Home Without Family? Young Migrants’ Experiences of Home, Place and Relationships in the City of Brussels.
University of Liège, Belgium
Home is rarely spoken of without the mention of family, but the meaning of both of these terms are being usefully interrogated by recent social science scholarship. While these concepts warrant further study in many areas, it has been the case that their reevaluation often emerges in studies of migration. It is through migration studies that traditional western ideas of family, as being nuclear and sharing the same physical space, and home, as being sedentary and synonymous with house, are disrupted and brought into question. When people move, by force or choice, it is an emotional time of transition, and it provides a window into many of the fundamental aspects of relationships, belonging and home. This paper builds on these evolutions by investigating the home-making, place attachment, and family connections of a group of young first generation migrants (aged 15-25) of different migratory statuses (undocumented, European citizens, refugees, unaccompanied minors) in the city of Brussels. By using data collected through fieldwork conducted with participants in traditionally non-home spaces, this paper reveals discoveries about the relationship between home, place and family, and how family may exist without home and home may exist without family.
Transnational Families’ “Habitus”: A Research On Generations Of Italians Living In Belgium
University of Macerata, Italy
In recent years, many scholars addressed the transnational experience of families and a growing number of migration and family studies conceptualized international migrants and their kin as transnational families (Baldassar&Merla 2014).With increased mobility and improvements in both travel and communication technologies, more and more people are in fact experiencing transnational family lives.
In this contribution we take in consideration the concept of “transnational family habitus” (Reynolds&Zontini 2018) as a theoretical tool for making sense of the ways in which children and young people from a migrant background are doing families transnationally. Furthermore, we combine the transnational perspectives with multi-local one, in order to analyse the family relationships in the context of multiple places and localities within and across national borders (Schier et al. 2015)
The research presents results from a qualitative study drawing on 50 in-depth interviews realized with second and third generations of Italians living in Belgium in 2018/2019. Influenced by the work of Reynolds & Zontini, to better understand the consequences of the persistence of transnational network across the generations, firstly we develop the concept of “transnational family habitus”. In particular, we focus the attention on the ways in which families inform children’s practices, notions of identity and opportunities within and beyond national boundaries. Secondly, we analyse the conduct of everyday family life under mobile and multi-local conditions and specific strategies for maintaining relational attachments.
Keywords: Transnational family habitus, Italians in Belgium, migrants, generations, everyday family life, multi-local conditions.
Merging the Separated: Odor as a Medium of Cohesion and Belonging in Multi-local Families
Technische Universität Dresden, Germany
High risks of divorce and separation and the increasing involvement of fathers in child care promote residential models that enable children to participate in the everyday life of the separated parents.
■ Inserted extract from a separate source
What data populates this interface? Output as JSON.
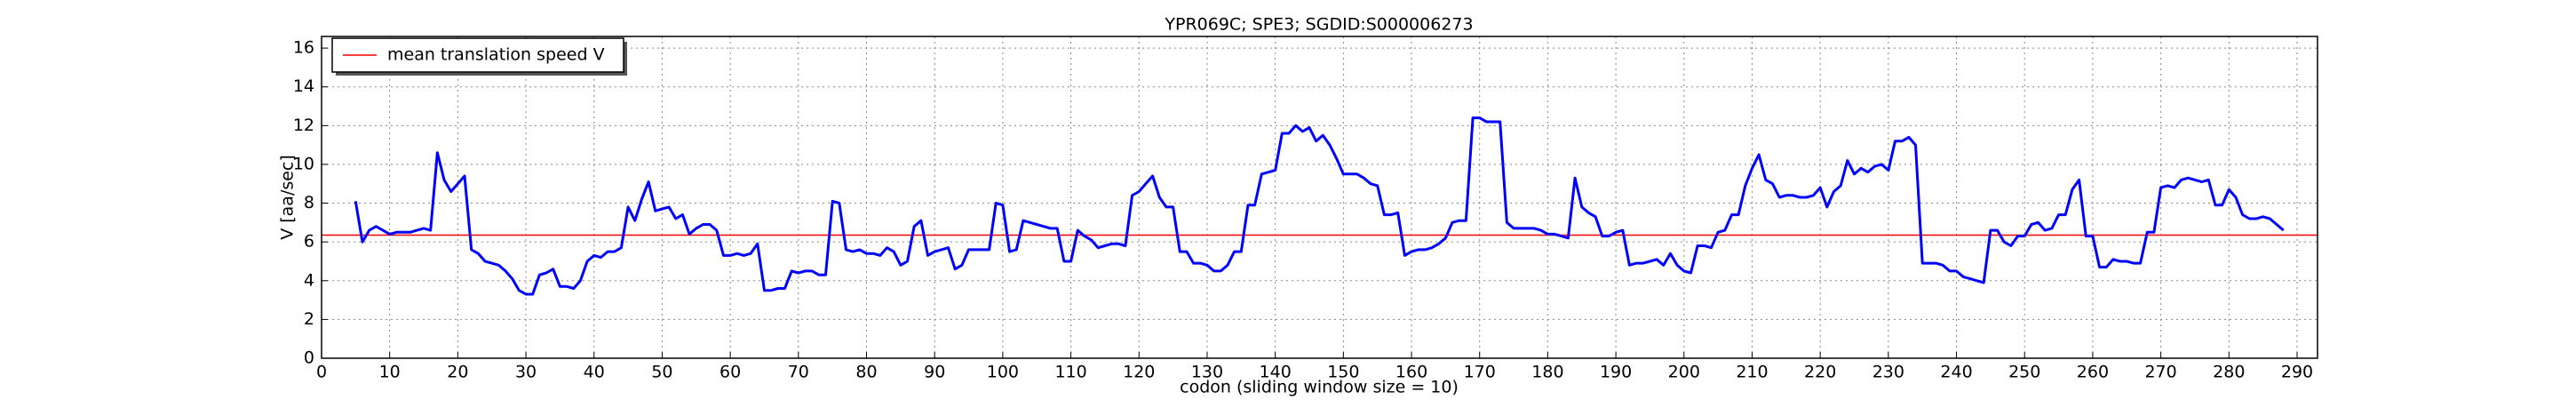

However family members in shared residence arrangements are confronted with the challenge to establish attachment and a sense of we-ness against the background of cyclical growth and reduction of the household community and the changing rhythms and patterns of their everyday life. The empirical material presented in this paper suggests that as part of identity policies parents and children oscillate between referring to the other household to create a cross-spatial sense of belonging and at the same time applying territorialisation practices to promote a local family identity (Schlinzig 2017). The establishment of a local social order and belonging is hereby stabilized and experienced also sensually. At this odors are of particular importance. They enable the creation of closeness and identification beyond verbal communication, have the potential to merge what is separate and at the same time to distinguish (Soeffner 2012, Largey/Watson (1972). Following Goffman's (1971) "Territories of the Self", this paper explores the olfactory dimension of cohesion in multi-local families after separation and divorce: (1) The "sheath" and thus odors attached to clothes can be interpreted as a medium for the (unintended) perception of absent others and reintegration of the returning children. Interviews with parents and children can also show that (2) the living space understood as a "stall" serves as an odor marker and identification mean, and (3) the odorisation of mobile objects is applied to establish co-presence in absence.